Woodland Walks & Wildlife

1998 was the start of the tree planting under the Mersey Forest Scheme; we planted trees for the next five years over an area totalling thirty –three acres. The trees are all native to Britain. We also incorporated permissible paths linking into existing public rights of way. Since planting, we have noticed a huge increase in bird, wildlife, wildflower and insect populations.

In 2003 we entered into The Farm Steward scheme. This is a ten year plan to help the environment and wildlife found in the farm. We planted a wildflower meadow on which we are allowed low density grazing of cattle; this creates habitats for birds.
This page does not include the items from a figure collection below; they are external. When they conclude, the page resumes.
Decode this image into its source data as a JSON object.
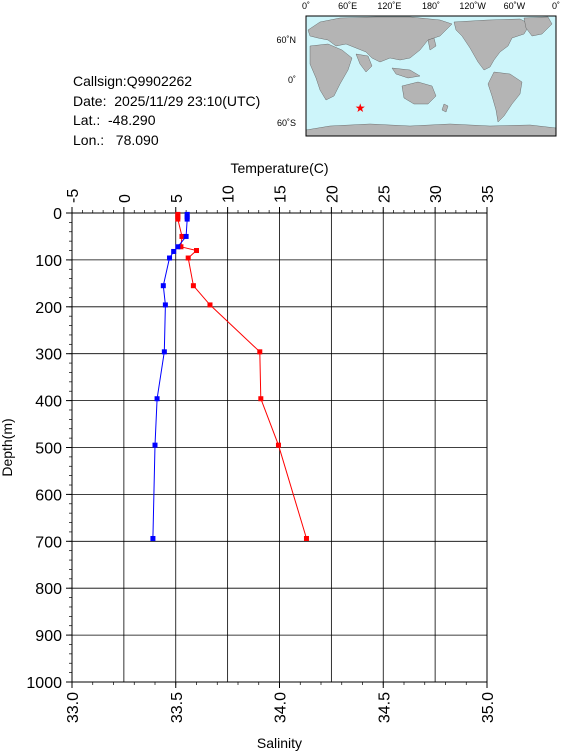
{
  "info": {
    "callsign": "Callsign:Q9902262",
    "date": "Date:  2025/11/29 23:10(UTC)",
    "lat": "Lat.:  -48.290",
    "lon": "Lon.:   78.090"
  },
  "map": {
    "top_labels": [
      "0˚",
      "60˚E",
      "120˚E",
      "180˚",
      "120˚W",
      "60˚W",
      "0˚"
    ],
    "right_labels": [
      "60˚N",
      "0˚",
      "60˚S"
    ],
    "ocean_color": "#cdf5fa",
    "land_color": "#b4b4b4",
    "marker": {
      "lon": 78.09,
      "lat": -48.29,
      "color": "#ff0000",
      "icon": "star-icon"
    }
  },
  "chart_data": {
    "type": "line",
    "title": "",
    "top_axis": {
      "label": "Temperature(C)",
      "min": -5,
      "max": 35,
      "ticks": [
        "-5",
        "0",
        "5",
        "10",
        "15",
        "20",
        "25",
        "30",
        "35"
      ]
    },
    "bottom_axis": {
      "label": "Salinity",
      "min": 33.0,
      "max": 35.0,
      "ticks": [
        "33.0",
        "33.5",
        "34.0",
        "34.5",
        "35.0"
      ]
    },
    "y_axis": {
      "label": "Depth(m)",
      "min": 0,
      "max": 1000,
      "inverted": true,
      "ticks": [
        "0",
        "100",
        "200",
        "300",
        "400",
        "500",
        "600",
        "700",
        "800",
        "900",
        "1000"
      ]
    },
    "grid": true,
    "series": [
      {
        "axis": "temperature",
        "color": "#ff0000",
        "points": [
          {
            "x": 5.2,
            "y": 3
          },
          {
            "x": 5.2,
            "y": 8
          },
          {
            "x": 5.2,
            "y": 13
          },
          {
            "x": 5.6,
            "y": 50
          },
          {
            "x": 5.5,
            "y": 72
          },
          {
            "x": 7.0,
            "y": 80
          },
          {
            "x": 6.2,
            "y": 96
          },
          {
            "x": 6.7,
            "y": 155
          },
          {
            "x": 8.3,
            "y": 196
          },
          {
            "x": 13.1,
            "y": 296
          },
          {
            "x": 13.2,
            "y": 396
          },
          {
            "x": 14.9,
            "y": 495
          },
          {
            "x": 17.6,
            "y": 694
          }
        ]
      },
      {
        "axis": "salinity",
        "color": "#0000ff",
        "points": [
          {
            "x": 33.555,
            "y": 3
          },
          {
            "x": 33.555,
            "y": 8
          },
          {
            "x": 33.555,
            "y": 13
          },
          {
            "x": 33.55,
            "y": 50
          },
          {
            "x": 33.51,
            "y": 72
          },
          {
            "x": 33.49,
            "y": 82
          },
          {
            "x": 33.47,
            "y": 96
          },
          {
            "x": 33.44,
            "y": 155
          },
          {
            "x": 33.45,
            "y": 196
          },
          {
            "x": 33.445,
            "y": 296
          },
          {
            "x": 33.41,
            "y": 396
          },
          {
            "x": 33.4,
            "y": 495
          },
          {
            "x": 33.39,
            "y": 694
          }
        ]
      }
    ]
  }
}
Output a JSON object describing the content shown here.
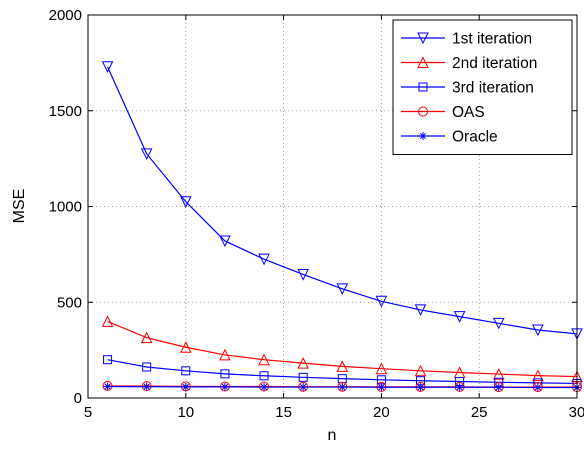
{
  "chart_data": {
    "type": "line",
    "title": "",
    "xlabel": "n",
    "ylabel": "MSE",
    "xlim": [
      5,
      30
    ],
    "ylim": [
      0,
      2000
    ],
    "xticks": [
      5,
      10,
      15,
      20,
      25,
      30
    ],
    "yticks": [
      0,
      500,
      1000,
      1500,
      2000
    ],
    "grid": true,
    "legend_position": "top-right",
    "x": [
      6,
      8,
      10,
      12,
      14,
      16,
      18,
      20,
      22,
      24,
      26,
      28,
      30
    ],
    "series": [
      {
        "name": "1st iteration",
        "color": "#0000ff",
        "marker": "triangle-down",
        "values": [
          1730,
          1275,
          1025,
          820,
          725,
          645,
          570,
          505,
          460,
          425,
          390,
          355,
          335
        ]
      },
      {
        "name": "2nd iteration",
        "color": "#ff0000",
        "marker": "triangle-up",
        "values": [
          400,
          315,
          265,
          225,
          200,
          182,
          165,
          153,
          142,
          133,
          125,
          117,
          112
        ]
      },
      {
        "name": "3rd iteration",
        "color": "#0000ff",
        "marker": "square",
        "values": [
          200,
          162,
          142,
          126,
          116,
          108,
          101,
          95,
          90,
          86,
          82,
          79,
          76
        ]
      },
      {
        "name": "OAS",
        "color": "#ff0000",
        "marker": "circle",
        "values": [
          63,
          62,
          61,
          60,
          60,
          59,
          59,
          58,
          58,
          58,
          57,
          57,
          57
        ]
      },
      {
        "name": "Oracle",
        "color": "#0000ff",
        "marker": "asterisk",
        "values": [
          60,
          59,
          58,
          58,
          57,
          57,
          57,
          56,
          56,
          56,
          56,
          55,
          55
        ]
      }
    ]
  }
}
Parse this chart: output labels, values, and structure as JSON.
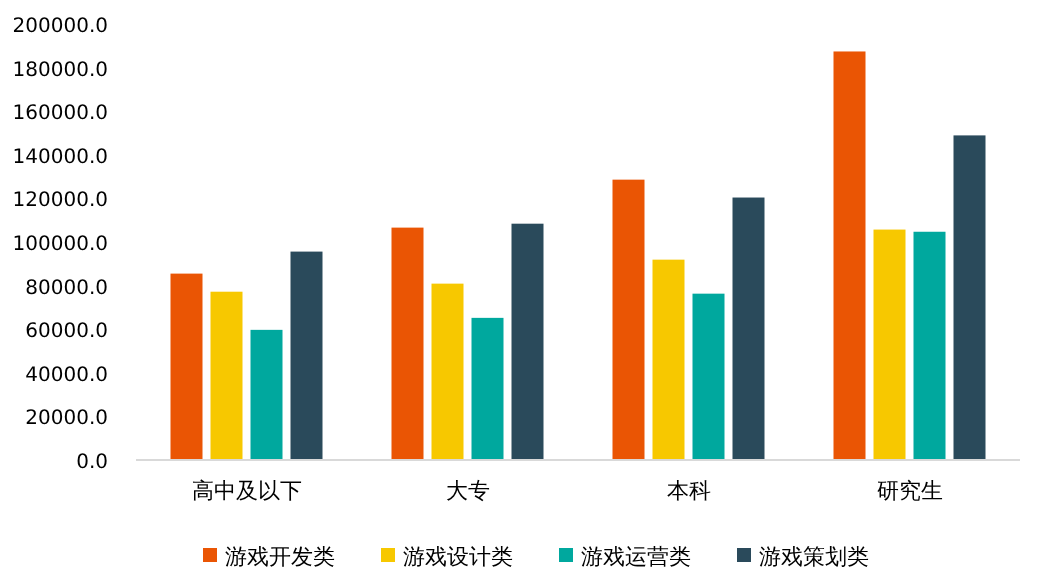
{
  "chart_data": {
    "type": "bar",
    "categories": [
      "高中及以下",
      "大专",
      "本科",
      "研究生"
    ],
    "series": [
      {
        "name": "游戏开发类",
        "color": "#ea5504",
        "values": [
          85500,
          106600,
          128600,
          187400
        ]
      },
      {
        "name": "游戏设计类",
        "color": "#f7c800",
        "values": [
          77200,
          80900,
          91900,
          105700
        ]
      },
      {
        "name": "游戏运营类",
        "color": "#00a89e",
        "values": [
          59700,
          65200,
          76300,
          104700
        ]
      },
      {
        "name": "游戏策划类",
        "color": "#2a4a5b",
        "values": [
          95600,
          108400,
          120400,
          148900
        ]
      }
    ],
    "ylim": [
      0,
      200000
    ],
    "yticks": [
      {
        "value": 0,
        "label": "0.0"
      },
      {
        "value": 20000,
        "label": "20000.0"
      },
      {
        "value": 40000,
        "label": "40000.0"
      },
      {
        "value": 60000,
        "label": "60000.0"
      },
      {
        "value": 80000,
        "label": "80000.0"
      },
      {
        "value": 100000,
        "label": "100000.0"
      },
      {
        "value": 120000,
        "label": "120000.0"
      },
      {
        "value": 140000,
        "label": "140000.0"
      },
      {
        "value": 160000,
        "label": "160000.0"
      },
      {
        "value": 180000,
        "label": "180000.0"
      },
      {
        "value": 200000,
        "label": "200000.0"
      }
    ],
    "grid": false,
    "legend": "bottom"
  }
}
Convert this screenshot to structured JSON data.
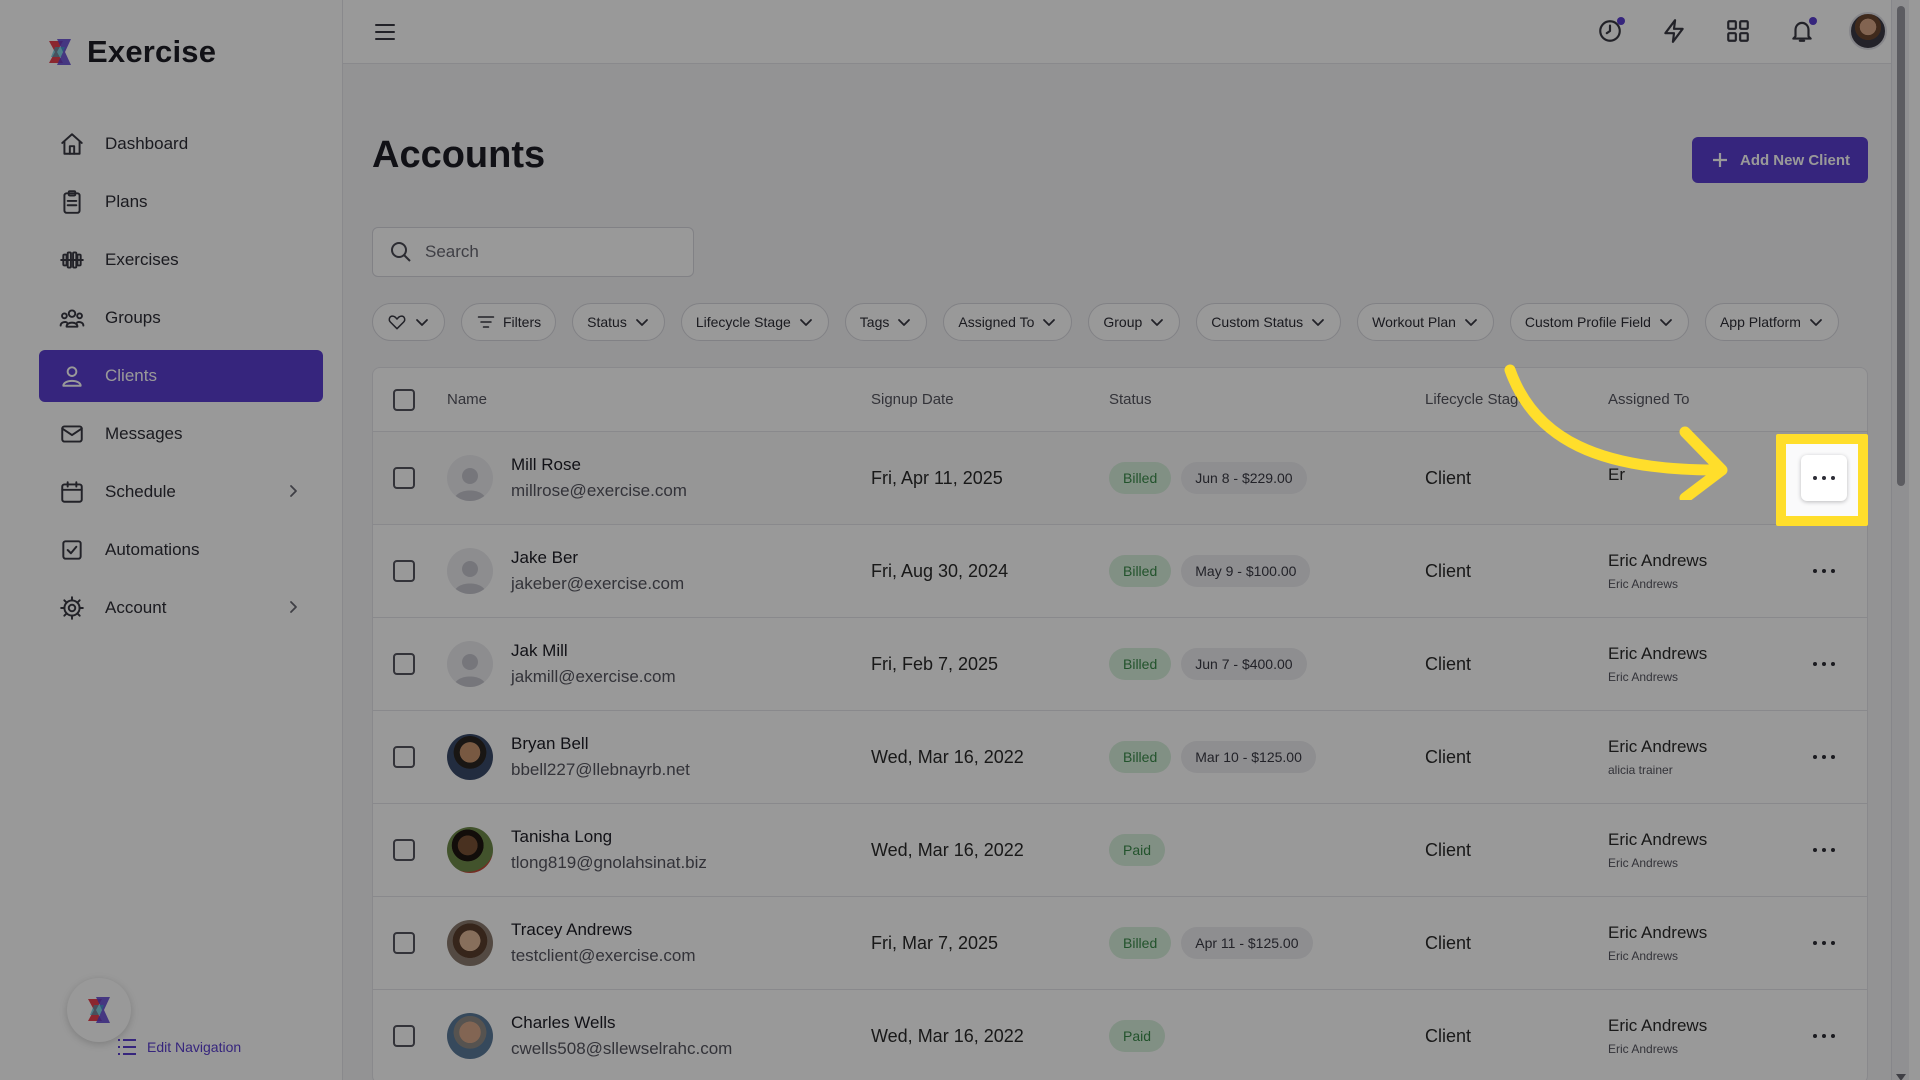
{
  "app": {
    "brand": "Exercise"
  },
  "sidebar": {
    "items": [
      {
        "label": "Dashboard",
        "icon": "home-icon"
      },
      {
        "label": "Plans",
        "icon": "clipboard-icon"
      },
      {
        "label": "Exercises",
        "icon": "dumbbell-icon"
      },
      {
        "label": "Groups",
        "icon": "people-icon"
      },
      {
        "label": "Clients",
        "icon": "user-icon",
        "active": true
      },
      {
        "label": "Messages",
        "icon": "mail-icon"
      },
      {
        "label": "Schedule",
        "icon": "calendar-icon",
        "has_submenu": true
      },
      {
        "label": "Automations",
        "icon": "checkbox-icon"
      },
      {
        "label": "Account",
        "icon": "gear-icon",
        "has_submenu": true
      }
    ],
    "edit_nav_label": "Edit Navigation"
  },
  "header": {
    "icons": [
      "clock-icon",
      "lightning-icon",
      "grid-icon",
      "bell-icon",
      "avatar"
    ]
  },
  "page": {
    "title": "Accounts",
    "add_button_label": "Add New Client",
    "search_placeholder": "Search"
  },
  "filters": [
    "Filters",
    "Status",
    "Lifecycle Stage",
    "Tags",
    "Assigned To",
    "Group",
    "Custom Status",
    "Workout Plan",
    "Custom Profile Field",
    "App Platform"
  ],
  "table": {
    "headers": {
      "name": "Name",
      "signup": "Signup Date",
      "status": "Status",
      "lifecycle": "Lifecycle Stage",
      "assigned": "Assigned To"
    },
    "rows": [
      {
        "name": "Mill Rose",
        "email": "millrose@exercise.com",
        "signup": "Fri, Apr 11, 2025",
        "status": "Billed",
        "period": "Jun 8 - $229.00",
        "lifecycle": "Client",
        "assigned": "Er",
        "assigned_sub": ""
      },
      {
        "name": "Jake Ber",
        "email": "jakeber@exercise.com",
        "signup": "Fri, Aug 30, 2024",
        "status": "Billed",
        "period": "May 9 - $100.00",
        "lifecycle": "Client",
        "assigned": "Eric Andrews",
        "assigned_sub": "Eric Andrews"
      },
      {
        "name": "Jak Mill",
        "email": "jakmill@exercise.com",
        "signup": "Fri, Feb 7, 2025",
        "status": "Billed",
        "period": "Jun 7 - $400.00",
        "lifecycle": "Client",
        "assigned": "Eric Andrews",
        "assigned_sub": "Eric Andrews"
      },
      {
        "name": "Bryan Bell",
        "email": "bbell227@llebnayrb.net",
        "signup": "Wed, Mar 16, 2022",
        "status": "Billed",
        "period": "Mar 10 - $125.00",
        "lifecycle": "Client",
        "assigned": "Eric Andrews",
        "assigned_sub": "alicia trainer"
      },
      {
        "name": "Tanisha Long",
        "email": "tlong819@gnolahsinat.biz",
        "signup": "Wed, Mar 16, 2022",
        "status": "Paid",
        "period": "",
        "lifecycle": "Client",
        "assigned": "Eric Andrews",
        "assigned_sub": "Eric Andrews"
      },
      {
        "name": "Tracey Andrews",
        "email": "testclient@exercise.com",
        "signup": "Fri, Mar 7, 2025",
        "status": "Billed",
        "period": "Apr 11 - $125.00",
        "lifecycle": "Client",
        "assigned": "Eric Andrews",
        "assigned_sub": "Eric Andrews"
      },
      {
        "name": "Charles Wells",
        "email": "cwells508@sllewselrahc.com",
        "signup": "Wed, Mar 16, 2022",
        "status": "Paid",
        "period": "",
        "lifecycle": "Client",
        "assigned": "Eric Andrews",
        "assigned_sub": "Eric Andrews"
      }
    ]
  },
  "colors": {
    "accent": "#5b3fd0",
    "highlight": "#ffde2b",
    "status_green": "#3a8a4a"
  }
}
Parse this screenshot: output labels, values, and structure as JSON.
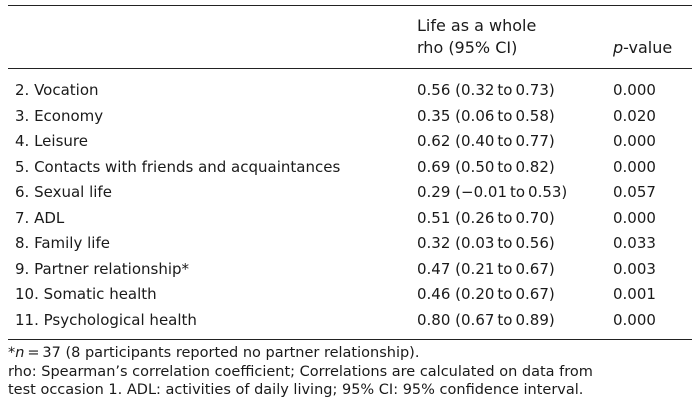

We dug out scrapes making wet areas, which Lapwings love. Nesting sites were increased by letting the hedges grow larger. Field margins around the farm’s perimeter created flight paths for bats and habitats for insects and small mammals such as voles. The over wintering of stubble fields is a valuable food source for birds. The pollen and nectar seed mix encourages butterflies, bees and other insects. The wild bird seed areas are a valuable food supply throughout the year.
Our remit was and still is to create habitats for Skylarks, Lapwings, Gray Partridge and Brown Hares which are all in serious decline. This is why we ask visitors with dogs to keep them on a lead at all times so as not to disturb the wildlife and ground nesting birds and please keep to the footpaths.